WASHINGTON DC (The Hill): Can you win by losing or conceding an election? Yes.
At the moment, a growing number of people in politics — including many from the left — believe that both the Biden/Harris White House and the Democratic Party are damaged brands. Granted, in politics the negative can often be flipped back to the positive in a matter of weeks or months.
That said, people are expressing legitimate concerns about President Biden’s cognitive health; the continuing staff exits from Vice President Kamala Harris’s team, combined with stories of dysfunction in her office; ongoing fallout from the pandemic and the policies associated with it; escalating inflation; punishing fuel costs; supply shortages; rising crime in major cities; serious security and immigration issues at our southern border; the seeming dismissal of parental rights with the regard to the education of children; and a Democratic Party held hostage by the “woke” fringe of its base. All this would seem to indicate that such a turnaround for the current occupants of the White House is unlikely.
What is the Democratic Party to do? Here are three options.
- Do nothing and ride the status-quo donkey into the 2024 election. In this case, if one assumes that Biden may not be up to seeking a second term when he is then 83, Harris would be the party’s standard-bearer.
- Mount a primary challenge to the Biden/Harris team. In this case, one believes their brand is so toxic that the only possible way to retain the White House in 2024 would be to cast both aside in favor of a charismatic, competent challenger.
The party tried this option in 1980 when the Jimmy Carter White House was so battered by negative current events, policy and competence issues that Massachusetts Sen. Ted Kennedy decided to mount a serious primary challenge to his party’s incumbent president. Had Kennedy been better able to answer the simple softball question lobbed at him in 1979 by Roger Mudd from CBS News — “Why do you want to be president?” — he might well have pulled off the victory.
As it was, even with Kennedy’s cringe-worthy answer to the question, he still managed to win 12 primary contests and a vote total of about 7 million to Carter’s 10 million. More than that, Kennedy went into the 1980 Democratic Convention with momentum and didn’t concede to Carter until the second day, after failing to get the nominating rules changed.

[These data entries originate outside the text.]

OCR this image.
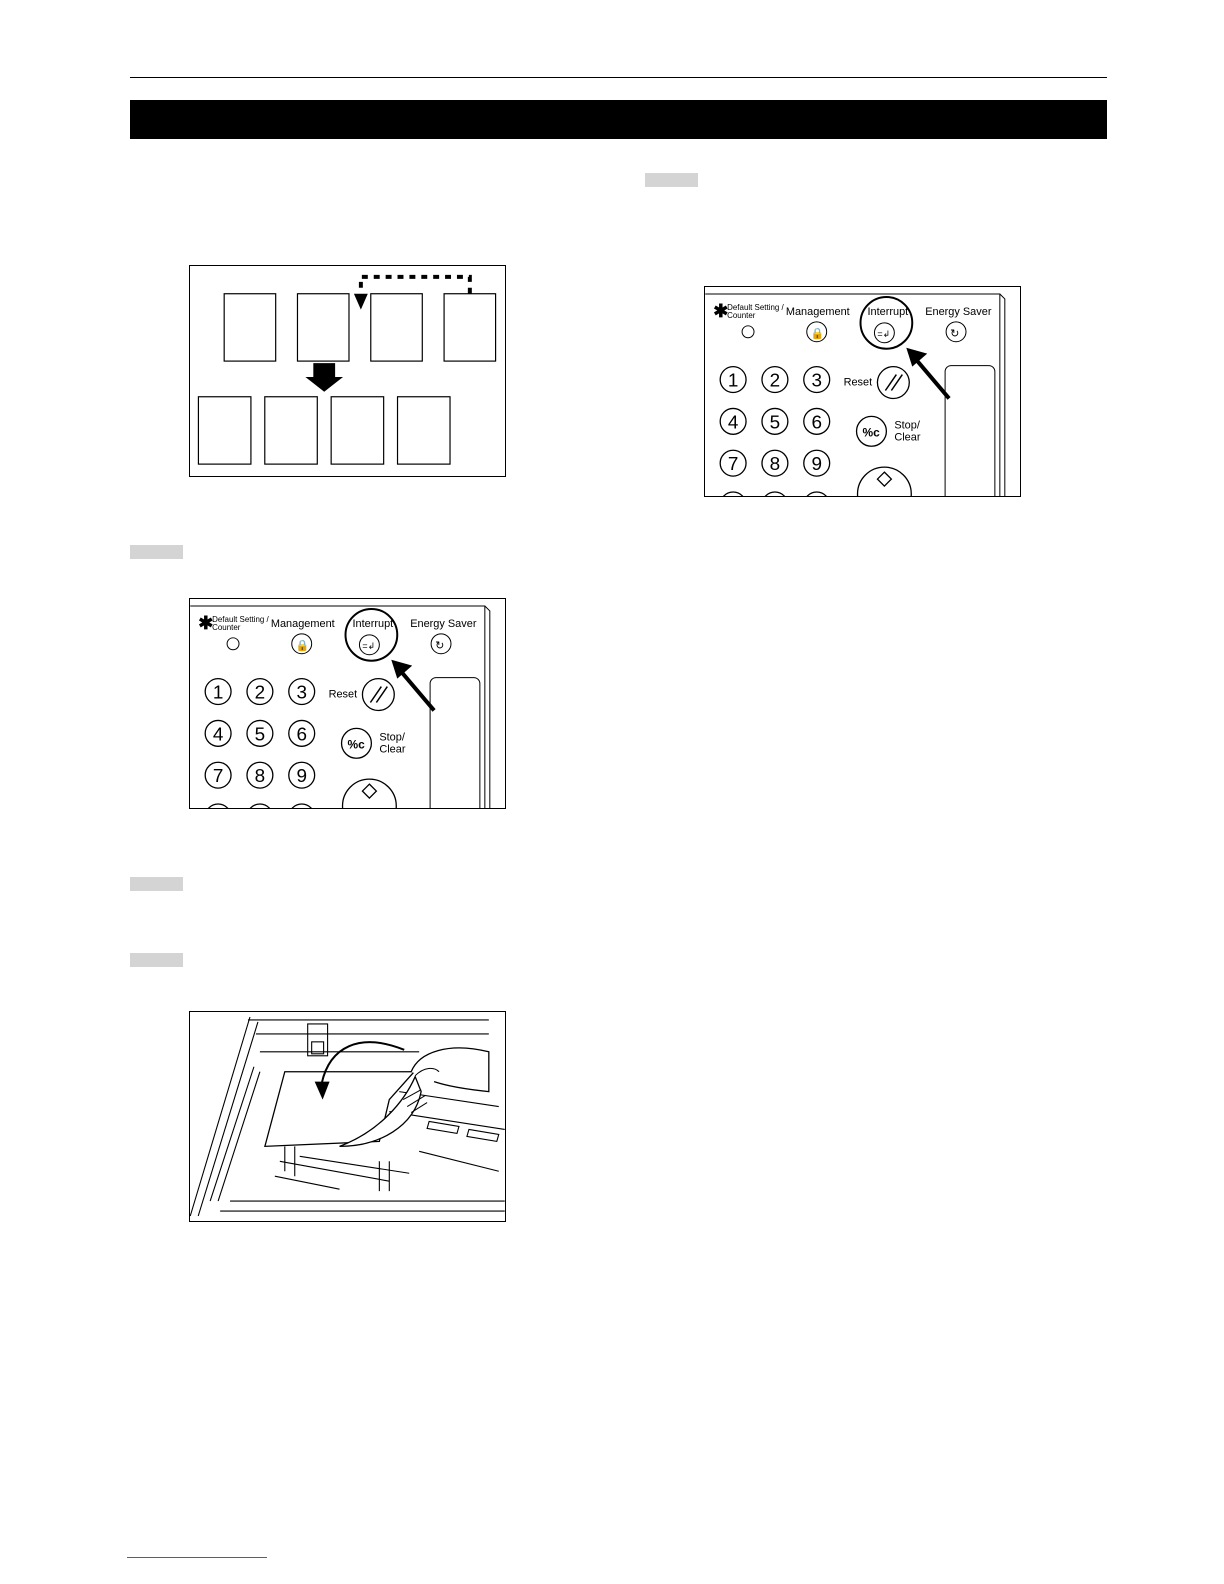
✱
Default Setting /
Counter	Management
🔒
Interrupt
=↲
Energy Saver
↻
1 2 3
4 5 6
7 8 9
Reset
%c Stop/
Clear
✱
Default Setting /
Counter	Management
🔒
Interrupt
=↲
Energy Saver
↻
1 2 3
4 5 6
7 8 9
Reset
%c Stop/
Clear
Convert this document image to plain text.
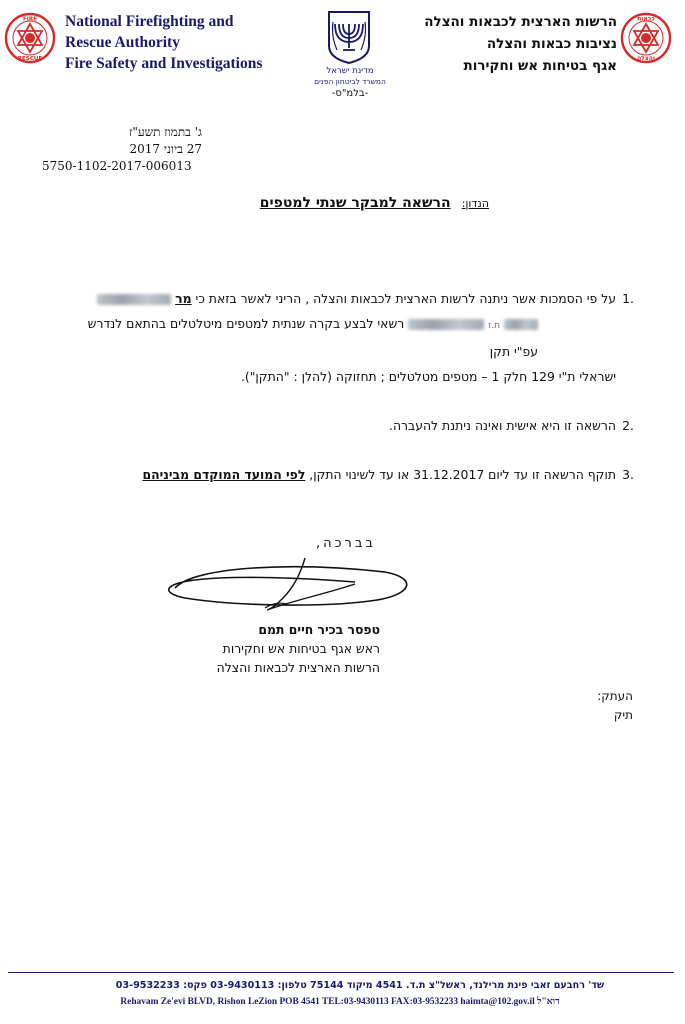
FIRE
RESCUE
National Firefighting and
Rescue Authority
Fire Safety and Investigations	מדינת ישראל
המשרד לביטחון הפנים
-בלמ"ס-
הרשות הארצית לכבאות והצלה
נציבות כבאות והצלה
אגף בטיחות אש וחקירות
כבאות
והצלה
ג' בתמוז תשע"ז
27 ביוני 2017
5750-1102-2017-006013
הנדון: הרשאה למבקר שנתי למטפים
.1
על פי הסמכות אשר ניתנה לרשות הארצית לכבאות והצלה , הריני לאשר בזאת כי מר
ת.ז  רשאי לבצע בקרה שנתית למטפים מיטלטלים בהתאם לנדרש עפ"י תקן
ישראלי ת"י 129 חלק 1 – מטפים מטלטלים ; תחזוקה (להלן : "התקן").
.2
הרשאה זו היא אישית ואינה ניתנת להעברה.
.3
תוקף הרשאה זו עד ליום 31.12.2017 או עד לשינוי התקן, לפי המועד המוקדם מביניהם
בברכה,
טפסר בכיר חיים תמם
ראש אגף בטיחות אש וחקירות
הרשות הארצית לכבאות והצלה
העתק:
תיק
שד' רחבעם זאבי פינת מרילנד, ראשל"צ ת.ד. 4541 מיקוד 75144 טלפון: 03-9430113 פקס: 03-9532233
Rehavam Ze'evi BLVD, Rishon LeZion POB 4541 TEL:03-9430113 FAX:03-9532233 haimta@102.gov.il דוא"ל
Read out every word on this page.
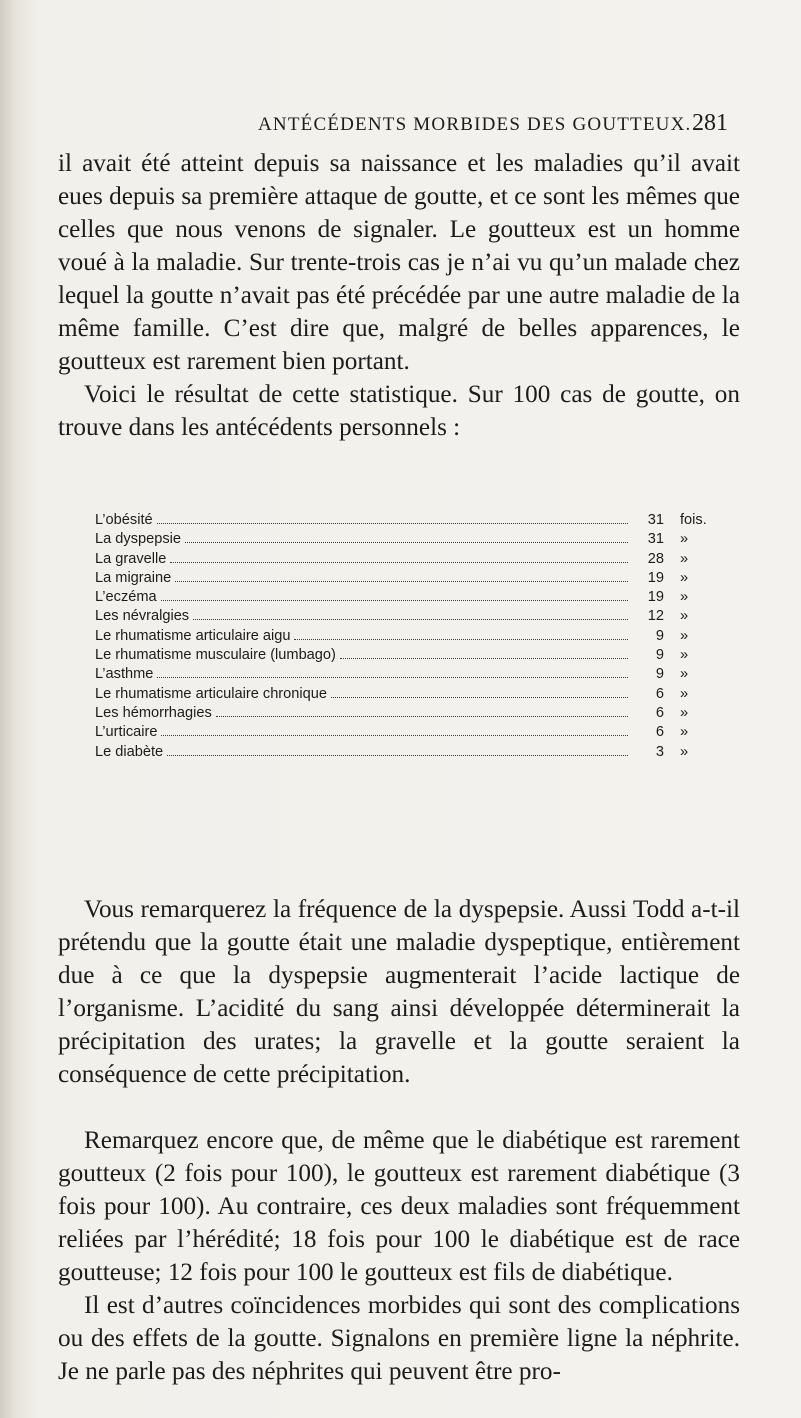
ANTÉCÉDENTS MORBIDES DES GOUTTEUX. 281

il avait été atteint depuis sa naissance et les maladies qu’il avait eues depuis sa première attaque de goutte, et ce sont les mêmes que celles que nous venons de signaler. Le goutteux est un homme voué à la maladie. Sur trente-trois cas je n’ai vu qu’un malade chez lequel la goutte n’avait pas été précédée par une autre maladie de la même famille. C’est dire que, malgré de belles apparences, le goutteux est rarement bien portant.

Voici le résultat de cette statistique. Sur 100 cas de goutte, on trouve dans les antécédents personnels :

L’obésité	31	fois.
La dyspepsie	31	»
La gravelle	28	»
La migraine	19	»
L’eczéma	19	»
Les névralgies	12	»
Le rhumatisme articulaire aigu	9	»
Le rhumatisme musculaire (lumbago)	9	»
L’asthme	9	»
Le rhumatisme articulaire chronique	6	»
Les hémorrhagies	6	»
L’urticaire	6	»
Le diabète	3	»

Vous remarquerez la fréquence de la dyspepsie. Aussi Todd a-t-il prétendu que la goutte était une maladie dyspeptique, entièrement due à ce que la dyspepsie augmenterait l’acide lactique de l’organisme. L’acidité du sang ainsi développée déterminerait la précipitation des urates; la gravelle et la goutte seraient la conséquence de cette précipitation.

Remarquez encore que, de même que le diabétique est rarement goutteux (2 fois pour 100), le goutteux est rarement diabétique (3 fois pour 100). Au contraire, ces deux maladies sont fréquemment reliées par l’hérédité; 18 fois pour 100 le diabétique est de race goutteuse; 12 fois pour 100 le goutteux est fils de diabétique.

Il est d’autres coïncidences morbides qui sont des complications ou des effets de la goutte. Signalons en première ligne la néphrite. Je ne parle pas des néphrites qui peuvent être pro-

Carter did barely manage to fend off the Kennedy challenge, but it was that challenge combined with his historically low poll numbers (ring a bell today, Democrats) that led to crushing loss to Ronald Reagan — who won 45 states and 489 electoral votes to Carter’s 49. Hence, a third option three might be the best course of action for Democrats in 2024, because challenging the Biden/Harris team might very well replicate the 1980 result. The party would never officially concede the general election, but here’s option three:
- Retain Harris as the “sacrificial lamb” and quietly work to identify candidates for a 2028 ticket and shape an agreement on the voice of the party going forward. At least for some, the party’s major dilemma seems to be its remaining hostage to the far-left fringe whose progressive ideas don’t match those of most moderate Americans. The Democrats need to create and champion a platform that speaks to the tens of millions of working-class voters who feel overwhelmed by events and bad policies beyond their control. Should the party decide to stand up to its fringe and make working-class Americans its true priority, then its leadership might want to reacquaint itself with the Democratic Leadership Council (DLC) and how then-Arkansas Gov. Bill Clinton used that model to win the White House after three Republican landslide victories in a row. It was a model that correctly argued that the pulse of the American people did not beat in Washington but in every state, county and city in the nation. Entrenched elites in D.C. had ignored that pulse — as many are doing today.
In 2009, at an event honoring Al From, the founder and former CEO of the DLC, Clinton said in his vigorous defense of the centrist organization: “I would have never become president if it wasn’t for you. You have evidence that what you did mattered. … We wanted to believe what the DLC had articulated from the beginning: a country of a shared community. We thought we needed to get out of the politics of the past.”
Can the Democratic Party decouple itself from the miniscule progressive fringe in its ranks to reinvent itself once again as the “Party of the People”? Sinking poll numbers and rising problems would indicate it’s worth a try — and 2028 would be the best time to showcase a new and improved Democratic Party.